“Remember this moment, because it’s a hit—and they don’t come along very often,” Nora Ephron reportedly said the night her 1998 film You’ve Got Mail
“Remember this moment, because it’s a hit—and they don’t come along very often,” Nora Ephron reportedly said the night her 1998 film You’ve Got Mail premiered. Her words rose from experience. While the acclaimed reporter turned filmmaker is remembered for creating some of the best romantic comedies of all time, including When Harry Met Sally… and Sleepless in Seattle, Ephron was also no stranger to a flop.
It is the unavoidable truth nestled within Nora Ephron at the Movies, a recent book devoted to the writer-director’s career, written by Ilana Kaplan (a past Vanity Fair contributor): Most of Ephron’s films didn’t work.
Ephron’s filmography was bookended by success. She earned an Oscar nomination for her first feature-film screenplay, Silkwood, directed by Mike Nichols and starring Meryl Streep. Streep also got an Oscar nomination for Ephron’s final film, Julie & Julia. But you’d be forgiven for forgetting some of her other titles, like 1989’s father-daughter mobster comedy Cookie, or the 1996 John Travolta vehicle Michael—a movie that made more than that year’s Jerry Maguire in its opening weekend, but has otherwise evaporated from public consciousness. Ephron also helmed not one, but two Steve Martin bombs (1990’s My Blue Heaven, for which she wrote the screenplay, and 1994’s Mixed Nuts, which she wrote and directed), showing how the sardonic voice of her essays didn’t always translate to film. Her seminal debut novel, Heartburn, which recounted the end of her marriage to Washington Post Watergate reporter Carl Bernstein, had a similarly rocky transition to the screen: The adaptation, starring Streep and Jack Nicholson, was met with a far chillier reception than the book had received.
“Failure, they say, is a growth experience; you learn from failure. I wish that were true,” Ephron wrote in her 2010 book, I Remember Nothing. “It seems to me the main thing you learn from a failure is that it’s entirely possible you will have another failure.” But while she was well aware of her misfires, they didn’t stop Ephron, who “did not want to just be seen as a rom-com queen,” Kaplan tells Vanity Fair. “That is a part of her identity, but I don’t think it’s her full identity.”
Kaplan, who was introduced to You’ve Got Mail as a nine-year-old and later referenced the filmmaker in her own wedding vows, admits to falling for the popular conception of Ephron. “Honestly, I romanticized my whole life,” she says. “I thought that I was living a rom-com and that every year on Christmas—I’m Jewish, by the way—I would meet my husband. I was totally delusional.”

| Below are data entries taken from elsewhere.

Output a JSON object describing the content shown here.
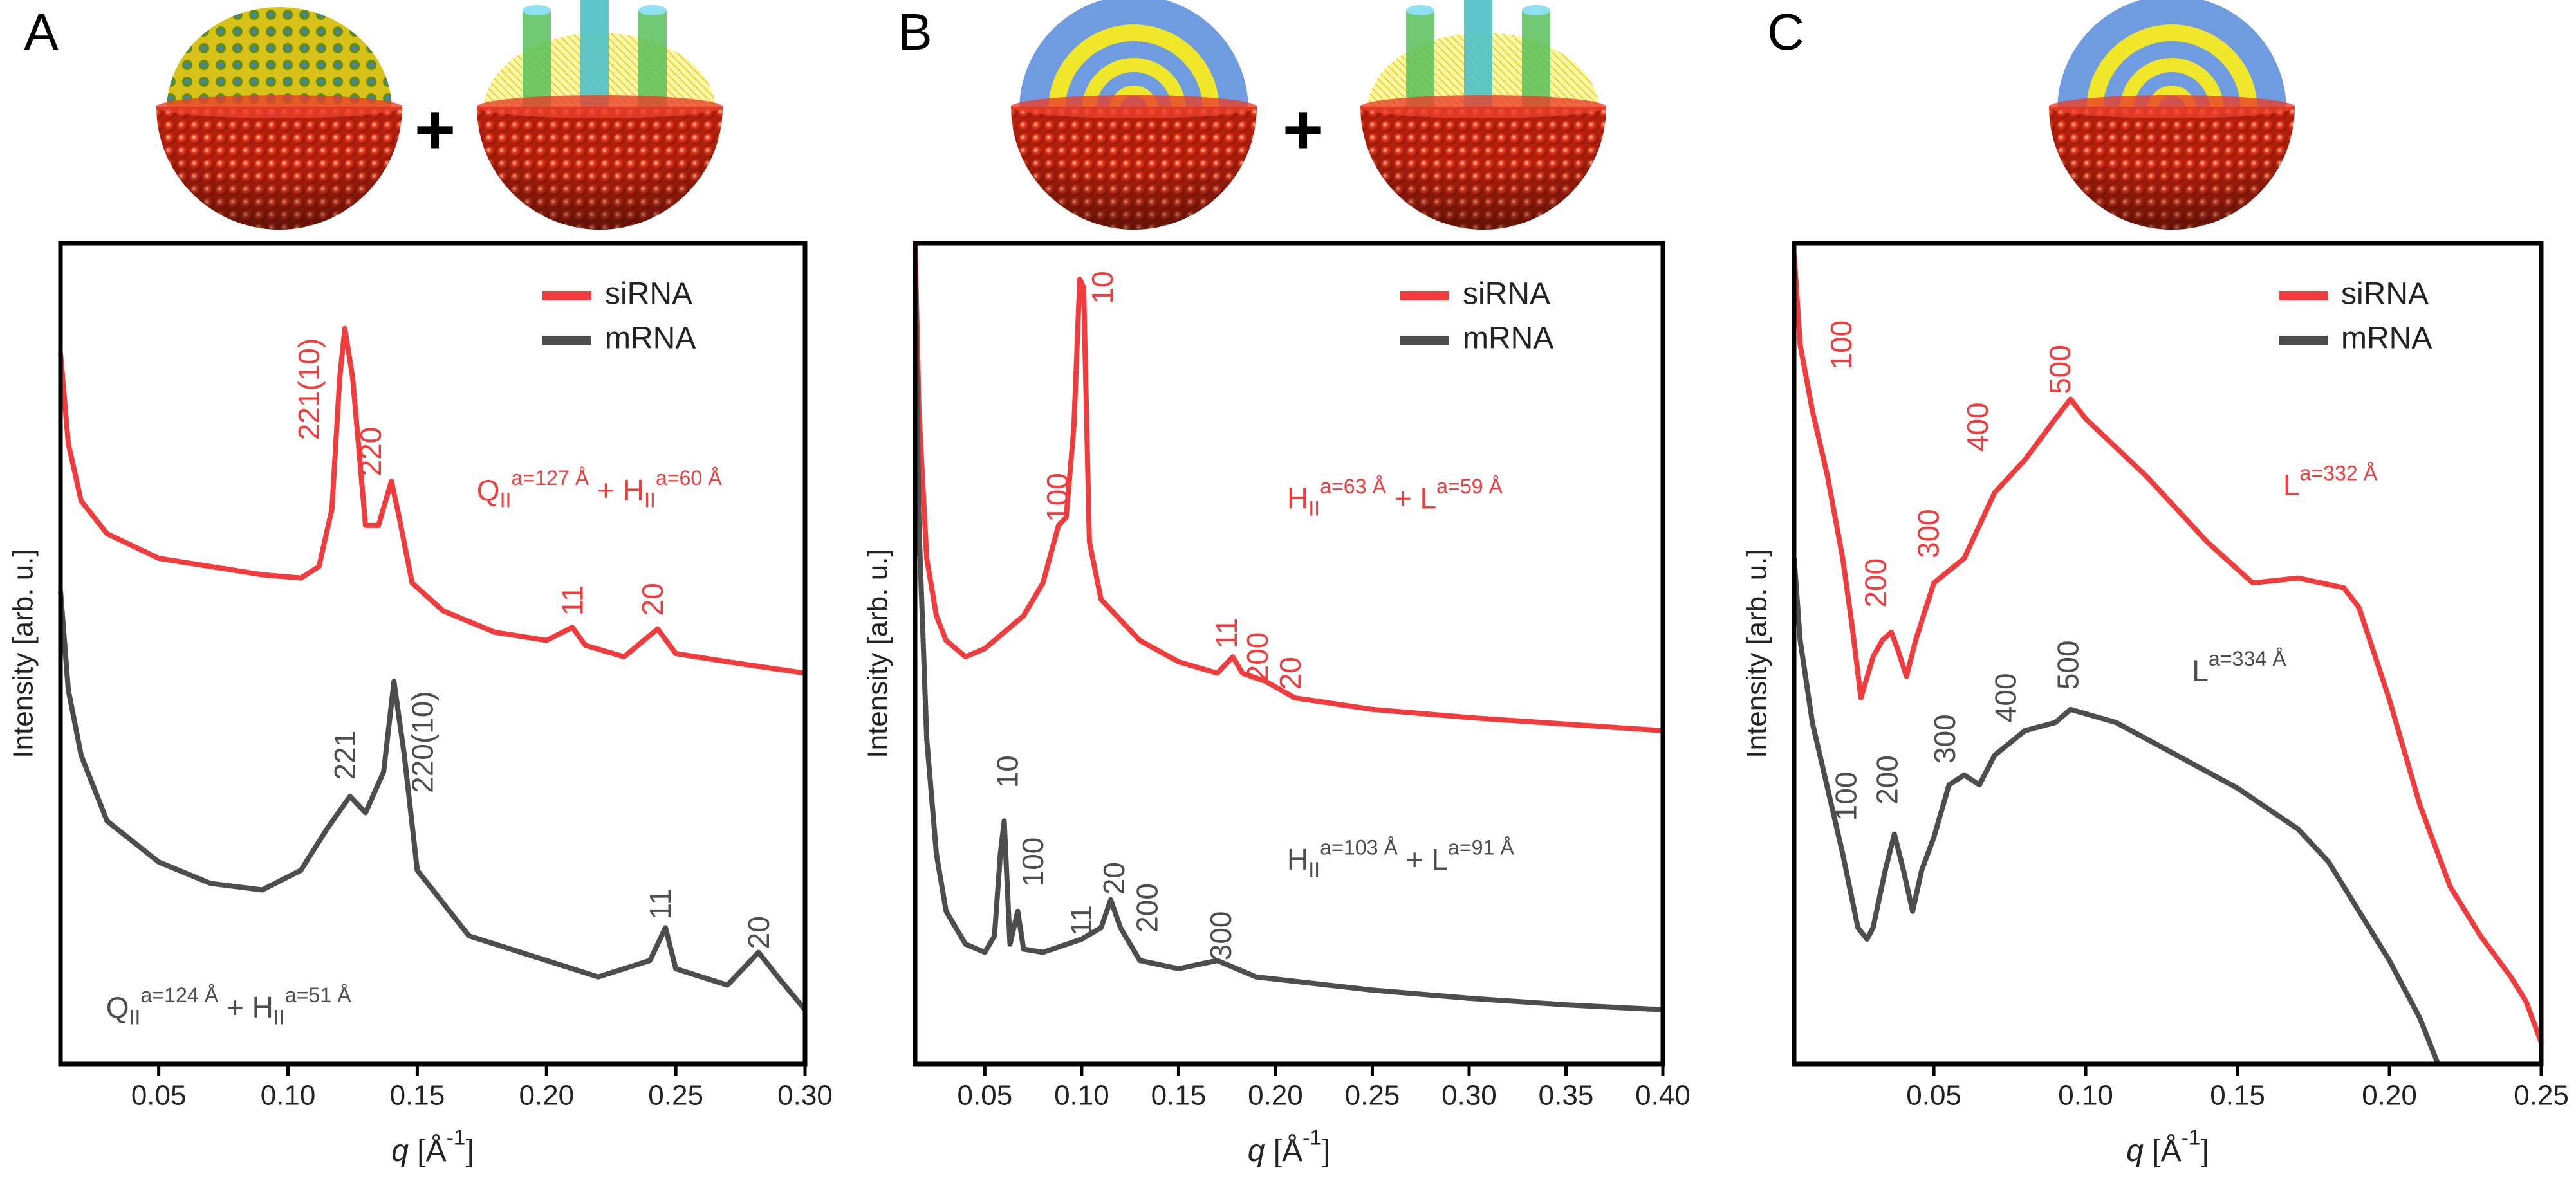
{
  "chart_data": [
    {
      "type": "line",
      "panel_label": "A",
      "scheme_operator": "+",
      "y_label": "Intensity [arb. u.]",
      "x_label": [
        {
          "text": "q",
          "style": "italic"
        },
        {
          "text": " [Å"
        },
        {
          "text": "-1",
          "pos": "sup"
        },
        {
          "text": "]"
        }
      ],
      "xlim": [
        0.012,
        0.3
      ],
      "ylim": [
        0,
        100
      ],
      "xticks": [
        0.05,
        {
          "value": 0.1,
          "label": "0.10"
        },
        0.15,
        {
          "value": 0.2,
          "label": "0.20"
        },
        0.25,
        {
          "value": 0.3,
          "label": "0.30"
        }
      ],
      "legend": "top-right",
      "series": [
        {
          "name": "siRNA",
          "color": "#f03c3c",
          "x": [
            0.012,
            0.015,
            0.02,
            0.03,
            0.05,
            0.07,
            0.09,
            0.105,
            0.112,
            0.117,
            0.12,
            0.122,
            0.125,
            0.13,
            0.135,
            0.14,
            0.143,
            0.148,
            0.16,
            0.18,
            0.2,
            0.21,
            0.215,
            0.23,
            0.243,
            0.25,
            0.27,
            0.3
          ],
          "values": [
            86.6,
            75.6,
            68.6,
            64.6,
            61.6,
            60.6,
            59.6,
            59.2,
            60.6,
            67.6,
            83.6,
            89.6,
            83.6,
            65.6,
            65.6,
            71,
            66.6,
            58.6,
            55.2,
            52.6,
            51.6,
            53.2,
            51,
            49.6,
            53,
            50,
            49,
            47.6
          ]
        },
        {
          "name": "mRNA",
          "color": "#4d4d4d",
          "x": [
            0.012,
            0.015,
            0.02,
            0.03,
            0.05,
            0.07,
            0.09,
            0.105,
            0.115,
            0.124,
            0.13,
            0.137,
            0.141,
            0.145,
            0.15,
            0.17,
            0.2,
            0.22,
            0.24,
            0.246,
            0.25,
            0.27,
            0.282,
            0.29,
            0.3
          ],
          "values": [
            57.6,
            45.6,
            37.6,
            29.6,
            24.6,
            22,
            21.2,
            23.6,
            28.6,
            32.6,
            30.6,
            35.6,
            46.6,
            37.6,
            23.6,
            15.6,
            12.6,
            10.6,
            12.6,
            16.6,
            11.6,
            9.6,
            13.6,
            10.4,
            6.6
          ]
        }
      ],
      "peak_labels": [
        {
          "text": "221(10)",
          "x": 0.109,
          "y": 76,
          "color": "#f03c3c"
        },
        {
          "text": "220",
          "x": 0.133,
          "y": 71.6,
          "color": "#f03c3c"
        },
        {
          "text": "11",
          "x": 0.211,
          "y": 54.6,
          "color": "#f03c3c"
        },
        {
          "text": "20",
          "x": 0.242,
          "y": 54.6,
          "color": "#f03c3c"
        },
        {
          "text": "221",
          "x": 0.123,
          "y": 34.6,
          "color": "#4d4d4d"
        },
        {
          "text": "220(10)",
          "x": 0.153,
          "y": 33,
          "color": "#4d4d4d"
        },
        {
          "text": "11",
          "x": 0.245,
          "y": 17.6,
          "color": "#4d4d4d"
        },
        {
          "text": "20",
          "x": 0.283,
          "y": 14,
          "color": "#4d4d4d"
        }
      ],
      "phase_labels": [
        {
          "x": 0.173,
          "y": 69.6,
          "color": "#f03c3c",
          "parts": [
            {
              "text": "Q"
            },
            {
              "text": "II",
              "pos": "sub"
            },
            {
              "text": "a=127 Å",
              "pos": "sup"
            },
            {
              "text": " + H"
            },
            {
              "text": "II",
              "pos": "sub"
            },
            {
              "text": "a=60 Å",
              "pos": "sup"
            }
          ]
        },
        {
          "x": 0.0296,
          "y": 6.6,
          "color": "#4d4d4d",
          "parts": [
            {
              "text": "Q"
            },
            {
              "text": "II",
              "pos": "sub"
            },
            {
              "text": "a=124 Å",
              "pos": "sup"
            },
            {
              "text": " + H"
            },
            {
              "text": "II",
              "pos": "sub"
            },
            {
              "text": "a=51 Å",
              "pos": "sup"
            }
          ]
        }
      ]
    },
    {
      "type": "line",
      "panel_label": "B",
      "scheme_operator": "+",
      "y_label": "Intensity [arb. u.]",
      "x_label": [
        {
          "text": "q",
          "style": "italic"
        },
        {
          "text": " [Å"
        },
        {
          "text": "-1",
          "pos": "sup"
        },
        {
          "text": "]"
        }
      ],
      "xlim": [
        0.014,
        0.4
      ],
      "ylim": [
        0,
        100
      ],
      "xticks": [
        0.05,
        {
          "value": 0.1,
          "label": "0.10"
        },
        0.15,
        {
          "value": 0.2,
          "label": "0.20"
        },
        0.25,
        {
          "value": 0.3,
          "label": "0.30"
        },
        0.35,
        {
          "value": 0.4,
          "label": "0.40"
        }
      ],
      "legend": "top-right",
      "series": [
        {
          "name": "siRNA",
          "color": "#f03c3c",
          "x": [
            0.014,
            0.016,
            0.02,
            0.025,
            0.03,
            0.04,
            0.05,
            0.06,
            0.07,
            0.08,
            0.088,
            0.092,
            0.096,
            0.099,
            0.101,
            0.104,
            0.11,
            0.13,
            0.15,
            0.17,
            0.178,
            0.183,
            0.195,
            0.21,
            0.25,
            0.3,
            0.35,
            0.4
          ],
          "values": [
            100,
            79.6,
            61.6,
            54.6,
            51.6,
            49.6,
            50.6,
            52.6,
            54.6,
            58.6,
            65.6,
            66.6,
            77.6,
            95.6,
            94.6,
            63.6,
            56.6,
            51.6,
            49,
            47.6,
            49.6,
            47.6,
            46.6,
            44.6,
            43.2,
            42.2,
            41.4,
            40.6
          ]
        },
        {
          "name": "mRNA",
          "color": "#4d4d4d",
          "x": [
            0.014,
            0.016,
            0.02,
            0.025,
            0.03,
            0.04,
            0.05,
            0.055,
            0.058,
            0.06,
            0.063,
            0.067,
            0.07,
            0.08,
            0.1,
            0.11,
            0.115,
            0.12,
            0.13,
            0.15,
            0.17,
            0.19,
            0.25,
            0.3,
            0.35,
            0.4
          ],
          "values": [
            97.6,
            65.6,
            39.6,
            25.6,
            18.6,
            14.6,
            13.6,
            15.6,
            25.6,
            29.6,
            14.6,
            18.6,
            14,
            13.6,
            15.2,
            16.6,
            20,
            16.6,
            12.6,
            11.6,
            12.6,
            10.6,
            9,
            8,
            7.2,
            6.6
          ]
        }
      ],
      "peak_labels": [
        {
          "text": "10",
          "x": 0.112,
          "y": 92.6,
          "color": "#f03c3c"
        },
        {
          "text": "100",
          "x": 0.0887,
          "y": 66,
          "color": "#f03c3c"
        },
        {
          "text": "11",
          "x": 0.176,
          "y": 50.6,
          "color": "#f03c3c"
        },
        {
          "text": "200",
          "x": 0.192,
          "y": 46.6,
          "color": "#f03c3c"
        },
        {
          "text": "20",
          "x": 0.209,
          "y": 45.6,
          "color": "#f03c3c"
        },
        {
          "text": "10",
          "x": 0.063,
          "y": 33.6,
          "color": "#4d4d4d"
        },
        {
          "text": "100",
          "x": 0.076,
          "y": 21.6,
          "color": "#4d4d4d"
        },
        {
          "text": "11",
          "x": 0.101,
          "y": 15.6,
          "color": "#4d4d4d"
        },
        {
          "text": "20",
          "x": 0.118,
          "y": 20.6,
          "color": "#4d4d4d"
        },
        {
          "text": "200",
          "x": 0.135,
          "y": 16,
          "color": "#4d4d4d"
        },
        {
          "text": "300",
          "x": 0.173,
          "y": 12.6,
          "color": "#4d4d4d"
        }
      ],
      "phase_labels": [
        {
          "x": 0.206,
          "y": 68.6,
          "color": "#f03c3c",
          "parts": [
            {
              "text": "H"
            },
            {
              "text": "II",
              "pos": "sub"
            },
            {
              "text": "a=63 Å",
              "pos": "sup"
            },
            {
              "text": " + L"
            },
            {
              "text": "a=59 Å",
              "pos": "sup"
            }
          ]
        },
        {
          "x": 0.206,
          "y": 24.6,
          "color": "#4d4d4d",
          "parts": [
            {
              "text": "H"
            },
            {
              "text": "II",
              "pos": "sub"
            },
            {
              "text": "a=103 Å",
              "pos": "sup"
            },
            {
              "text": " + L"
            },
            {
              "text": "a=91 Å",
              "pos": "sup"
            }
          ]
        }
      ]
    },
    {
      "type": "line",
      "panel_label": "C",
      "y_label": "Intensity [arb. u.]",
      "x_label": [
        {
          "text": "q",
          "style": "italic"
        },
        {
          "text": " [Å"
        },
        {
          "text": "-1",
          "pos": "sup"
        },
        {
          "text": "]"
        }
      ],
      "xlim": [
        0.004,
        0.25
      ],
      "ylim": [
        0,
        100
      ],
      "xticks": [
        0.05,
        {
          "value": 0.1,
          "label": "0.10"
        },
        0.15,
        {
          "value": 0.2,
          "label": "0.20"
        },
        0.25
      ],
      "legend": "top-right",
      "series": [
        {
          "name": "siRNA",
          "color": "#f03c3c",
          "x": [
            0.004,
            0.006,
            0.01,
            0.015,
            0.02,
            0.023,
            0.026,
            0.03,
            0.033,
            0.036,
            0.038,
            0.041,
            0.044,
            0.05,
            0.06,
            0.07,
            0.08,
            0.09,
            0.095,
            0.1,
            0.12,
            0.14,
            0.155,
            0.17,
            0.185,
            0.19,
            0.2,
            0.21,
            0.22,
            0.23,
            0.24,
            0.245,
            0.25
          ],
          "values": [
            98.6,
            87.6,
            79.6,
            71.6,
            61.6,
            53.6,
            44.6,
            49.6,
            51.6,
            52.6,
            50.6,
            47.2,
            51.6,
            58.6,
            61.6,
            69.6,
            73.6,
            78.6,
            81,
            78.6,
            71.6,
            63.6,
            58.6,
            59.2,
            58,
            55.6,
            44.4,
            31.6,
            21.6,
            15.6,
            10.6,
            7.6,
            2.6
          ]
        },
        {
          "name": "mRNA",
          "color": "#4d4d4d",
          "x": [
            0.004,
            0.006,
            0.01,
            0.015,
            0.02,
            0.025,
            0.028,
            0.03,
            0.034,
            0.037,
            0.04,
            0.043,
            0.046,
            0.05,
            0.055,
            0.06,
            0.065,
            0.07,
            0.08,
            0.09,
            0.095,
            0.11,
            0.13,
            0.15,
            0.17,
            0.18,
            0.19,
            0.2,
            0.21,
            0.216
          ],
          "values": [
            61.6,
            51.6,
            41.6,
            33.6,
            25.6,
            16.6,
            15.2,
            16.6,
            23.6,
            28,
            23.6,
            18.6,
            23.6,
            27.6,
            34,
            35.2,
            34,
            37.6,
            40.6,
            41.6,
            43.2,
            41.6,
            37.6,
            33.6,
            28.6,
            24.6,
            18.6,
            12.6,
            5.6,
            0
          ]
        }
      ],
      "peak_labels": [
        {
          "text": "100",
          "x": 0.0203,
          "y": 84.6,
          "color": "#f03c3c"
        },
        {
          "text": "200",
          "x": 0.0316,
          "y": 55.6,
          "color": "#f03c3c"
        },
        {
          "text": "300",
          "x": 0.049,
          "y": 61.6,
          "color": "#f03c3c"
        },
        {
          "text": "400",
          "x": 0.0652,
          "y": 74.6,
          "color": "#f03c3c"
        },
        {
          "text": "500",
          "x": 0.0923,
          "y": 81.6,
          "color": "#f03c3c"
        },
        {
          "text": "100",
          "x": 0.0219,
          "y": 29.6,
          "color": "#4d4d4d"
        },
        {
          "text": "200",
          "x": 0.0354,
          "y": 31.6,
          "color": "#4d4d4d"
        },
        {
          "text": "300",
          "x": 0.0544,
          "y": 36.6,
          "color": "#4d4d4d"
        },
        {
          "text": "400",
          "x": 0.0744,
          "y": 41.6,
          "color": "#4d4d4d"
        },
        {
          "text": "500",
          "x": 0.095,
          "y": 45.6,
          "color": "#4d4d4d"
        }
      ],
      "phase_labels": [
        {
          "x": 0.165,
          "y": 70.2,
          "color": "#f03c3c",
          "parts": [
            {
              "text": "L"
            },
            {
              "text": "a=332 Å",
              "pos": "sup"
            }
          ]
        },
        {
          "x": 0.135,
          "y": 47.6,
          "color": "#4d4d4d",
          "parts": [
            {
              "text": "L"
            },
            {
              "text": "a=334 Å",
              "pos": "sup"
            }
          ]
        }
      ]
    }
  ]
}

Yet it is Ephron’s own contradictions—an iconic filmmaker with more misses than hits, an often prickly person now forever associated with coziness—that have kept people fascinated even more than a decade after her 2012 death. “Her life is boiled down to the equivalent of one of her rom-coms. But Nora’s work wasn’t always loved—it was often divisive, reviled, and written off by critics,” Kaplan writes. “Of course, there have been some reappraisals over the years, but the conflation between the adoration for Nora and her work remains.”
Vanity Fair: You come to the conclusion that Nora’s “everything is copy” credo was less about divulging everything than shaping one’s own narrative. What was vital to you in telling the story of Nora?
Ilana Kaplan: I wanted to capture how she revitalized the rom-com genre, how she was progressive in certain ways, but there were also blind spots in her work because of the time, because of her social status. I wanted it to be largely a celebration of her work, but it was significant to really grapple with things that might’ve been problematic in it. There are barely any people of color in her movies. You can count the ones that you’ve heard of on one hand, or they’re just side characters like Dave Chappelle in You’ve Got Mail. If you’re looking at a movie like Mixed Nuts, in some ways you could be like, oh, this is progressive because there’s a trans character in it, but it’s pretty transphobic. You can celebrate the way that she pushed the genre forward by also critiquing what she could have done better.